Drawing on extensive research—including interviews with more than 150 individuals for her groundbreaking book Still Distracted After All These Years: Help and Support for Older Adults with ADHD—Kathleen guides us through the realities of aging with ADHD. She brings nuance, humor, and urgency to topics like isolation, structure loss, hormonal shifts, executive dysfunction, and the ADHD tax that shows up in the fine print of Social Security forms and medical claims. We discuss how declining circadian rhythms and deep sleep disruption may connect ADHD to increased dementia risk, and why the U.S. is still lagging behind global standards in using hormone replacement therapy to support cognitive health in aging women with ADHD.

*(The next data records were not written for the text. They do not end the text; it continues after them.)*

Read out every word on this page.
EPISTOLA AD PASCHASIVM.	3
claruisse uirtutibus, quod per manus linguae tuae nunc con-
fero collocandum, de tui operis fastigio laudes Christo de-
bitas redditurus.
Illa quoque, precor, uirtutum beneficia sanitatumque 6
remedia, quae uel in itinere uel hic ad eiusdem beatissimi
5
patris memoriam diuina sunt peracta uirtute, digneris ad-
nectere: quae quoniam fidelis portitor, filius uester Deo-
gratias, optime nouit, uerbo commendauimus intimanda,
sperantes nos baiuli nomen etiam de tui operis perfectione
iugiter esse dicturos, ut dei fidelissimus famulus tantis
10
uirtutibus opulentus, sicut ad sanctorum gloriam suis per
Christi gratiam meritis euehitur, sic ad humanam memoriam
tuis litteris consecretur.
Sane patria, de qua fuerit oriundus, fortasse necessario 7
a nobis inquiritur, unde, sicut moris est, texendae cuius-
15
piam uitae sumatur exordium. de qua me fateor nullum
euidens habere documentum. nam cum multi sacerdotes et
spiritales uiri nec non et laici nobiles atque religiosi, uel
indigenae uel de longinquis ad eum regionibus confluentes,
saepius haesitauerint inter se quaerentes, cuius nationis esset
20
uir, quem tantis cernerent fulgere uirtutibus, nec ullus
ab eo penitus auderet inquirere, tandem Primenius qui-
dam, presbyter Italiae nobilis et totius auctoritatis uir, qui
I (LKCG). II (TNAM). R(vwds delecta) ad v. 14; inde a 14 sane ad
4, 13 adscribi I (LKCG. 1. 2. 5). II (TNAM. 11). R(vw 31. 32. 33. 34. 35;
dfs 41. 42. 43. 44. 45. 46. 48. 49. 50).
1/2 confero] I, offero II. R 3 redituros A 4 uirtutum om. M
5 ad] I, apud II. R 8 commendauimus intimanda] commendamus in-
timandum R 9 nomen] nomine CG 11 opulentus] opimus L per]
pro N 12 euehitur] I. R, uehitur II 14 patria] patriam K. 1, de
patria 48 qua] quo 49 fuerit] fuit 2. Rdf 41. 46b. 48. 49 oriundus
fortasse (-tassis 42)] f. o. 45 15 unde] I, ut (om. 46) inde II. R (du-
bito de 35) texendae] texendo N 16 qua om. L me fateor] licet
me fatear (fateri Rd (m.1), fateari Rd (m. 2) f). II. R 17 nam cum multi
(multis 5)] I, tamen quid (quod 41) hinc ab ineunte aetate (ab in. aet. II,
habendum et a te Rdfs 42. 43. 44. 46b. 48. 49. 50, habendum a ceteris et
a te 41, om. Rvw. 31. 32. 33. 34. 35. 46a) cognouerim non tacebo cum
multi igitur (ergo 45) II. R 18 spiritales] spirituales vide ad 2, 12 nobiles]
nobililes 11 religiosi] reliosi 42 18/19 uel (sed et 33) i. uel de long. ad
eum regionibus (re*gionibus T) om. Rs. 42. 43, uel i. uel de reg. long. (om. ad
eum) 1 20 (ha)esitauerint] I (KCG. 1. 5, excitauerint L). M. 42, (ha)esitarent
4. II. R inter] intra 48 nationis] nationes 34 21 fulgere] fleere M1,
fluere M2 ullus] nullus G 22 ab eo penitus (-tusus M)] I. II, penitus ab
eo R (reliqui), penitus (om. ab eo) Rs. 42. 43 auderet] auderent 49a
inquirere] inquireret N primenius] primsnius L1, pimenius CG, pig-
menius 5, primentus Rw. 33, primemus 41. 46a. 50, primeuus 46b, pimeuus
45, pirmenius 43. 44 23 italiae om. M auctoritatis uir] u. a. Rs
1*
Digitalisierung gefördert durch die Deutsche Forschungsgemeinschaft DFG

But this conversation isn’t about despair—it’s about reinvention, resilience, and the power of community. Kathleen shares powerful stories of support groups that thrive beyond professional guidance and offers practical strategies for maintaining purpose and mental clarity well into our later years.
If you or someone you love is navigating ADHD after 50, this is the episode that finally speaks to that experience—with candor, compassion, and hard-won insight.